Thursday, 10 November 2016

Profit, Rent, Interest and Asset Prices - Part 17 of 19

We therefore, have a means of determining what the upper bound for the level of rent would be. It is the profit that capital could obtain by being advanced on a particular piece of land. Indeed, on this basis the distinction between absolute and differential rent disappears, because the basis of differential rent is that the particular fertility of the given piece of land, enables an additional surplus profit to be obtained over and above that obtained on the land which determines the market value. In other words, the total rent on any piece of land is equal to the difference between the market value, and the individual price of production, per unit of output. What the capitalist farmer buys is the use value of the land, and on more fertile land that use value is greater than on less fertile land. Consequently, they pay a higher price/rent for it. In reality, this upper bound will be set not by the whole amount of profit that can be produced, but only that which still enables the capital to produce the average rate of profit. Any rent above that level would cause the capital to be invested in some other sphere of production.

Marx effectively came to a similar conclusion, in Theories of Surplus Value, where he recognised that what is actually levied is not two separate rents, an Absolute Rent and a Differential Rent, but a Total Rent. Where the least fertile land, which only pays Absolute Rent, determines the market value, this separation into Absolute Rent and Differential Rent, is relatively unproblematic, but where market conditions are such that the market value is determined by a more fertile type of land, this separation of Absolute and Differential Rent, as component parts of the Total Rent, can lead to a situation where some land is unable to cover all of the Absolute Rent, but also also some land is left in a position where it would be producing a negative Differential Rent. Marx resolved this by introducing the concept of Differential Value.

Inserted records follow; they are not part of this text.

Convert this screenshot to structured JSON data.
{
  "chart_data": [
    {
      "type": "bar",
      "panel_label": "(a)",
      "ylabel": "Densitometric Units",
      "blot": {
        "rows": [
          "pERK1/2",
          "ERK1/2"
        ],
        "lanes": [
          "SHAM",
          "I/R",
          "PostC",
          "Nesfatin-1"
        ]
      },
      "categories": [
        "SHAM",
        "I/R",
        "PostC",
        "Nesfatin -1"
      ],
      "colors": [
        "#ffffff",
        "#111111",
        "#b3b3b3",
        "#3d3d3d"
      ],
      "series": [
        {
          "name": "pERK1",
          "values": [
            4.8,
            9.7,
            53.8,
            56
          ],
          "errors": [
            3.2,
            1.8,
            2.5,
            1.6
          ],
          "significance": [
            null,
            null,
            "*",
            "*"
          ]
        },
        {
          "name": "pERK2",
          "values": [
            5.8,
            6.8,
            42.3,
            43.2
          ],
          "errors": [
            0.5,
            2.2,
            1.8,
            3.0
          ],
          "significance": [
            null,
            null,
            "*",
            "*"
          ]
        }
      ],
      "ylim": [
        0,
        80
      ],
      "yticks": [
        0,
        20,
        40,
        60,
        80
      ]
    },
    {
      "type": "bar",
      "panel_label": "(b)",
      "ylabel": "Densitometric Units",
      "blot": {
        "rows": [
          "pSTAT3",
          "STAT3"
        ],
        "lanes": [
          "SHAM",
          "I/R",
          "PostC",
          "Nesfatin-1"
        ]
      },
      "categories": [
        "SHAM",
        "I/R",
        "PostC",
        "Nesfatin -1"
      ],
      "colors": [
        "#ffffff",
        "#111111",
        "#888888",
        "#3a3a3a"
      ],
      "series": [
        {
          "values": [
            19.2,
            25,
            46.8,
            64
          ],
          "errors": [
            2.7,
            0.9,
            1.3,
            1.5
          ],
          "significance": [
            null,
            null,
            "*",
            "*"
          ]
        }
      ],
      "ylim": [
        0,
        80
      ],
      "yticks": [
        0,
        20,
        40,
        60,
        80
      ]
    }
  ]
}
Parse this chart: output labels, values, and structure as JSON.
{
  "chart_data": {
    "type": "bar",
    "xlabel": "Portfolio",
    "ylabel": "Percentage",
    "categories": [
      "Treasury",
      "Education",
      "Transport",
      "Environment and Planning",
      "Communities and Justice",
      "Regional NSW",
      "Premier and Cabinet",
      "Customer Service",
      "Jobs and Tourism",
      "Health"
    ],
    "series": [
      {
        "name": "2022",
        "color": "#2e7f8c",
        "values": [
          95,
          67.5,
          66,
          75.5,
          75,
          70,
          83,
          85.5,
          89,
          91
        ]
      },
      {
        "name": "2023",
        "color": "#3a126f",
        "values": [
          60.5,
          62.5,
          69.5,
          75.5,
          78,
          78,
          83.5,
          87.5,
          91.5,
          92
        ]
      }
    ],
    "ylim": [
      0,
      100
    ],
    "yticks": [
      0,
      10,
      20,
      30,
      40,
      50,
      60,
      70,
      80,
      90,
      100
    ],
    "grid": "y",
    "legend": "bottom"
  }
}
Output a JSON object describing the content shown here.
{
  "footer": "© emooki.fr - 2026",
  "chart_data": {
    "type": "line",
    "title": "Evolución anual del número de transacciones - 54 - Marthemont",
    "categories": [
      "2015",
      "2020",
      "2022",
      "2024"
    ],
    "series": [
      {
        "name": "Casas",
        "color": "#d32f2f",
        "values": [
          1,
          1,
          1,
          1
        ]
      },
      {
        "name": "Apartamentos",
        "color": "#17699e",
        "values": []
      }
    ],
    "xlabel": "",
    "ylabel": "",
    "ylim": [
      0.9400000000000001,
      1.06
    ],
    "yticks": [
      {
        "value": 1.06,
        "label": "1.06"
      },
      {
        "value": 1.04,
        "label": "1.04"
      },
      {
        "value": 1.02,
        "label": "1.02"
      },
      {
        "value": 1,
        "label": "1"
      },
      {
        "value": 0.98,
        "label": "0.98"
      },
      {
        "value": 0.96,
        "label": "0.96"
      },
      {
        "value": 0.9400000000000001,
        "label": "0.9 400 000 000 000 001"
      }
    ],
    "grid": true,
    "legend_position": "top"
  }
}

It might be thought that the lower bound is set by zero, but as with the rate of interest, this is only a theoretical lower bound. In reality, the owners of these assets are concerned to obtain a revenue from them, and rates of return of near zero, do not produce the required levels of revenue. Where the owners of these assets do continue to hold them, and indeed demand more of them, despite near zero, or even sub-zero rates of interest, it is because they have become fixated, as over the last thirty years, with a search for speculative capital gain, as an alternative to revenue from these assets. Such periods of speculative frenzy, historically, have been short-lived, ending in the bursting of bubbles. It has only been the unprecedented level of state intervention, particularly by global central banks, that has enabled this period of speculative frenzy to continue for so long, via the blowing up of ever larger speculative bubbles in an increasing range of financial and other assets.  That is a direct result of the fact that the majority of private wealth is now held in the form of this fictitious capital, rather than in the form of real productive capital.  It reflects the continuing political power of that landed and financial oligarchy, whose immediate interests - to keep the nominal value of their fictitious wealth inflated - is placed above the interests of the real economy, and of their own longer-term interests.

But, the task of a theory of interest rates, or rent and of asset prices, should attempt to uncover the underlying laws, and ultimately that is determined by the revenues produced by these assets, and not the periodic distortions that arise from speculative activity. In the end, the speculative activity is self-correcting, and self-defeating, because every speculative bubble ends in a bursting of that bubble, and the more that is prevented from happening, the greater the size of the financial bust when it occurs. The fundamental laws can only be avoided for so long. By contrast, as Marx says, the revenues – rent and interest – produced by these assets – land and capital – can be renewed year after year, without any deterioration of the asset itself.

“Whatever may be the disparity of these relations in other respects, they all have this in common: Capital yields a profit year after year to the capitalist, land a ground-rent to the landlord, and labour-power, under normal conditions and so long as it remains useful labour-power, a wage to the labourer. These three portions of total value annually produced, and the corresponding portions of the annually created total product (leaving aside for the present any consideration of accumulation), may be annually consumed by their respective owners, without exhausting the source of their reproduction. They are like the annually consumable fruits of a perennial tree, or rather three trees; they form the annual incomes of three classes, capitalist, landowner and labourer, revenues distributed by the functioning capitalist in his capacity as direct extorter of surplus-labour and employer of labour in general.”

(Capital III, Chapter 48) 

The underlying law, therefore, that determines the rates of interest and levels of rent is determined by the requirement to produce these revenues, because it is these revenues that are the sustainable bases upon which these two classes – money-capitalists and landlords – rely for their existence.

If we ignore the potential for the owners of these assets to finance their consumption out of capital gains, for limited periods, the determining factor then becomes the search for yield. This is seen every day in financial markets, as money moves, literally, one minute into bonds, and out of stocks, and the next in the other direction.